Sikap Negatif terhadap Bahasa, Sikap negatif terhadap bahasa adalah tiadanya gairah
atau dorongan untuk mempertahankan kemandirian bahasanya merupakan salah
satu penanda bahwa kesetiaan bahasanya mulai melemah, yang berlanjut menjadi hilang
sama sekali. Sikap negatif terhadap suatu bahasa bisa terjadi juga bila sesorang atau
sekelompok orang tidak mempunyai lagi rasa bangga terhadap bahasanya, dan mengalihkan
rasa bangga itu kepada bahasa lain yang bukan miliknya. Banyak factor yang menyebabkan
hilangnya rasa bangga terhadap bahasa sendiri, dan menimbuhkan pada bahasa lain, antara
lain factor politik, ras, etnis, gengsi, dan sebagainya. Pada tahun lima puluhan banyak orang
Indonesia yang merasa dirinya Belanda bukan hanya tidak memiliki rasa bangga terhadap
bahasa Indonesia, malah malu untuk menggunakannya. Takut dirinya disebut “orang
Indonesia”. Sikap negatif terhadap bahasa akan lebih terasa lagi akibat-akibatnya apabila
sesorang atau sekelompok orang tiidak mempunyai kesadaran akan adanya norma bahasa.
Sikap ini akan tampak dalam keselurahan tindak tuturnya mereka tidak merasa perlu untuk
menggunakan bahasa secara cermat dan tertib, mengikuti kaidah yang berlaku.
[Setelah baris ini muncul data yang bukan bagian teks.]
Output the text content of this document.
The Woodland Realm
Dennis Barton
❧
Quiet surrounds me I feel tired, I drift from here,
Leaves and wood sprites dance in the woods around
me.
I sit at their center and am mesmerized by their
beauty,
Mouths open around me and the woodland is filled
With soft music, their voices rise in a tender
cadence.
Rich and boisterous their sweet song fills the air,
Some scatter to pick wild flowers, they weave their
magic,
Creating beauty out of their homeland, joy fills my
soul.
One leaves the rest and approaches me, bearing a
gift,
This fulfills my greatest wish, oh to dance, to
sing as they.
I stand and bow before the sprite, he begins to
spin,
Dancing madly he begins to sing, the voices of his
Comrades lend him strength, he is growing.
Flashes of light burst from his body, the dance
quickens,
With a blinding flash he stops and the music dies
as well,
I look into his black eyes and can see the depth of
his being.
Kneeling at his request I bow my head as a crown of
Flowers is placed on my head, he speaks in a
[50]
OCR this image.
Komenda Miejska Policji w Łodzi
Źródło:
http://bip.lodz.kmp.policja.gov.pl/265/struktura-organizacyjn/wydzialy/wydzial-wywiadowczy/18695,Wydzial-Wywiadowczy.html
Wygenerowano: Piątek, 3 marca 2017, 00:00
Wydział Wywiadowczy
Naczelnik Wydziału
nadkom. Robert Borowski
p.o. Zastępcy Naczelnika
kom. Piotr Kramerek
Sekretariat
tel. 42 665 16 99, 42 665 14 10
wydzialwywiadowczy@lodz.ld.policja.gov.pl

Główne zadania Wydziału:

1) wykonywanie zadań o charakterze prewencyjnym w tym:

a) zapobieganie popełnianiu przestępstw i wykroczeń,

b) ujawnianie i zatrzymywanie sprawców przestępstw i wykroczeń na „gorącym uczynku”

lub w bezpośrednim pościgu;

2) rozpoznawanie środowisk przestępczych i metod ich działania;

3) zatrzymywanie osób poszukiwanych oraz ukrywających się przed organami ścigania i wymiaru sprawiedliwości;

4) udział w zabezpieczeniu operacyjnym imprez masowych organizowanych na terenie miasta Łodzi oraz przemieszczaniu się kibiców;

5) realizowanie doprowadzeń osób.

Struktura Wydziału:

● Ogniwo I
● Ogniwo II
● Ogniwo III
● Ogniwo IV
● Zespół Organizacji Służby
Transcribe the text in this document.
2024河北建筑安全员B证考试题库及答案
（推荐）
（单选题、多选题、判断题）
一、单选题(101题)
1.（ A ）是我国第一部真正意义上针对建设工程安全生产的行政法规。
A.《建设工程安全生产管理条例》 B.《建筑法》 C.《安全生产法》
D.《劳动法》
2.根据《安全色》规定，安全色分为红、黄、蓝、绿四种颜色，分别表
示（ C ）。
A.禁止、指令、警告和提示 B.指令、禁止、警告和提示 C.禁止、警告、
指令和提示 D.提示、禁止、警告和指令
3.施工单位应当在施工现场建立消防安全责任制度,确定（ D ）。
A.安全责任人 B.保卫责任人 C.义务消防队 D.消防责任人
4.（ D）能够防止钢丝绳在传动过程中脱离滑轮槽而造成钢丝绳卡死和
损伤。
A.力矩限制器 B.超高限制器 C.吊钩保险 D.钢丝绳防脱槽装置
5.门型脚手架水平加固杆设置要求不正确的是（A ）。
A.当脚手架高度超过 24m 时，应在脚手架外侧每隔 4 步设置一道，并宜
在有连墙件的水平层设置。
Contoh yang sering terjadi dalam lingkungan masyarakat terutama yang ada di
Lombok yang identiknya menggunakan bahasa sasak. Seseorang yang pergi merantau ke
Malaysia dan tinggal di sana beberapa tahun malah terpengaruh dengan bahasa Malaysia, dan
pada saat pulang dari Malaysia ketika berbicara dengan sesama masyarakat sasak Iya malah
asyik mencampur dan menghilangkan kaidah bahasa sasaknya dengan menggunakan dialek
Malaysia. Ini artinya orang tersebut memiliki sikap negatif dan tidak memeiliki rasa bangga
akan bahasanya sendiri.
Bahasa bagaian dari bawaan dari kebudayaan (subsistem budaya) akan dipengaruhi
oleh system budaya bahasa tersebut. Sebagaimana sikap berbicara sebagai bagian yang lebih
kecil dari prilaku berbahasa termasuk ruang lingkup tata karma berbahasa (linguistics
etiquette) yang meliputi beberapa norma pada waktu berbicara dengan orang lain. Norma
yang harus diperhitungkan dalam tata karma berbahasa adalah sebagai beriku: (Jendra, 2007:
70-71)
a. Pokok persoaalan apa yang sebaiknya dikatakan pada waktu, keadaan, dan tempat
tertentu. Misalkan pada waktu resmi dibicarakan pada waktu upacara kenegaraan,
masalah keluarga tentu harus di bicarakan pada ruang lingkup kekeluargaan karena
tidak sesuai atau tidak seharusnya dibicarakan ditempat umum atau dalam situasi
yang ramai.
b. Ragam bahasa apa yang sebaiknya dipilih untuk keadaan, tempat, dan waktu tertentu,
misalkan sedang santai di rumah dengan keluarga tentu akan menjadi kaku kalau
memilih ragam bahasa resmi yang baku.
c. Bagaimana jarak harus diatur kalau berbicara dalam keadaan, tempat, waktu dan
pokok persoaalan tertentu dengan siapa berbicara. Misalkan berbicara dengan teman
yang akrab di tempat yang kurang sepi dan situasi resmi, tentang pokok persoalan
yang rahasia, tentu wajar menggunakan cara berbisik dalam jarak yang dekat.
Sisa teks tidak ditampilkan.